そして選手・メディアから猛烈な批判に晒された、このUSGAの残念な対応に昨年末、一つの結論が出されました。

USGAとR&Aは、
“意図せずして偶発的にグリーン上でボールが動いた場合は、無罰で元の位置にリプレースできる”
とするルールの改正を発表しました。
このルール改正は今年の1月から施行されています。

ゴルフのルール改正は4年に1度、五輪開催年です。今回は‘早急に改正が必要な特殊ケース’とみなされ施行されました。
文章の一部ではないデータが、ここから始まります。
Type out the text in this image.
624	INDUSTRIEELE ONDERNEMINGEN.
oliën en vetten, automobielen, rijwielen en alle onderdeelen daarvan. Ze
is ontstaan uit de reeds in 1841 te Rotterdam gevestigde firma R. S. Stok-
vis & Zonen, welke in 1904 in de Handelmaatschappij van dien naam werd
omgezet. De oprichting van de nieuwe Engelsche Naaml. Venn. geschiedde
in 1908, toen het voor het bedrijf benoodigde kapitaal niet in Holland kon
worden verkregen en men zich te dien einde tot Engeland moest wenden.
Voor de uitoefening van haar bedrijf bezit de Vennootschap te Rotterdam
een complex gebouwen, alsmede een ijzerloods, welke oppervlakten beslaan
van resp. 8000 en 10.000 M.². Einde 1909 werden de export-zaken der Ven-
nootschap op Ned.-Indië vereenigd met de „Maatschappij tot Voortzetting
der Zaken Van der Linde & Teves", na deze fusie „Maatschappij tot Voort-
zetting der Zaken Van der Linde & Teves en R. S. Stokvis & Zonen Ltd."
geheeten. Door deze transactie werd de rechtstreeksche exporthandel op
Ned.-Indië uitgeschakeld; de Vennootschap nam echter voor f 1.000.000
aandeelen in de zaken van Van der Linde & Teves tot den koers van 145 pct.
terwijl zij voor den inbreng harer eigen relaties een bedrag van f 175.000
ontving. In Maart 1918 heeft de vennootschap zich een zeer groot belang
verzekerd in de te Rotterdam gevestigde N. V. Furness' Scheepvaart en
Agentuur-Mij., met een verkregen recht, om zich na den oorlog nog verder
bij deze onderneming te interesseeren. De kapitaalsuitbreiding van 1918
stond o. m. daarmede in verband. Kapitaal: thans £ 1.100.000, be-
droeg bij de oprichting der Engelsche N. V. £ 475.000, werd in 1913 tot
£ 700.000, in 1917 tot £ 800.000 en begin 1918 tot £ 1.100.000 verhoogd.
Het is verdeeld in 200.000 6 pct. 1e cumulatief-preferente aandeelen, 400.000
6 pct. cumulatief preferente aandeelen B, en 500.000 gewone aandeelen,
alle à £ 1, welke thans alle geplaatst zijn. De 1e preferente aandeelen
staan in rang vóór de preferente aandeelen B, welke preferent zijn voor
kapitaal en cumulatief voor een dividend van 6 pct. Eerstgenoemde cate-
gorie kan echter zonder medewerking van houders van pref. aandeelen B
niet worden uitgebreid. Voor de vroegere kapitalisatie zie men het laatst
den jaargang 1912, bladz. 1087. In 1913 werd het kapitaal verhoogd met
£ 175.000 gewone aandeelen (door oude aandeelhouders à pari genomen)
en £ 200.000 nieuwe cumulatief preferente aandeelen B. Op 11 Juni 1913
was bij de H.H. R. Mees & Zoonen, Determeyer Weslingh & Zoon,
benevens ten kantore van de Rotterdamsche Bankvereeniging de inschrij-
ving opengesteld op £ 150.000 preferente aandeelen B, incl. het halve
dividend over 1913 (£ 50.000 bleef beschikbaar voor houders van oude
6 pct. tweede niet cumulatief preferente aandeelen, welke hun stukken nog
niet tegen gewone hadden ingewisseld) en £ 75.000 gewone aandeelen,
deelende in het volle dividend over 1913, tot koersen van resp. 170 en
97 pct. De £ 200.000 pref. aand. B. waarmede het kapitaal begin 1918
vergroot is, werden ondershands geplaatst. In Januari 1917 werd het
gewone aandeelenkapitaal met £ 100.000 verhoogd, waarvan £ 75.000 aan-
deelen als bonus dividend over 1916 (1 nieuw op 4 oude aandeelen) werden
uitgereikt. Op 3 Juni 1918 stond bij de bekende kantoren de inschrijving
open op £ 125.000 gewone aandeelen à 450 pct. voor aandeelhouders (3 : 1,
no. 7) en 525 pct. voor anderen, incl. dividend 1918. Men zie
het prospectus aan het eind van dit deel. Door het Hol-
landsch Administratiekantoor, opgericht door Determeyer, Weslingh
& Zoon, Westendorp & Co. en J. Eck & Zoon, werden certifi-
ともあれ、このUSGAとR&Aの迅速な対応は良かったと思います。

ジョンソン選手のようなケースが起こった際には、
“故意でなければ無罰でリプレース”
できるという一つの基準ができた事は大きな前進ですね。

次回のルール講座では、
この‘ボールが動いた時’の処置やパターンをもう少し詳しく考察していこうと思います。

………………規則要旨……………

◯ゴルフ規則18 止まっている球が動かされた場合
18-2 プレイヤーやパートナー、またはそのキャディや携帯品により
規則によって認められる場合を除き、プレイヤーの球がインプレーの場合で次のときは、プレイヤーは1打の罰を受ける。
(ⅰ)プレイヤーかパートナー、またはそのどちらかのキャディが次のことをしたとき。
•球を拾え上げたり動かしたとき。
•故意に球に触れたとき(アドレスの際にクラブが球に触れたときを除く)。
•球の動く原因となることをしたとき。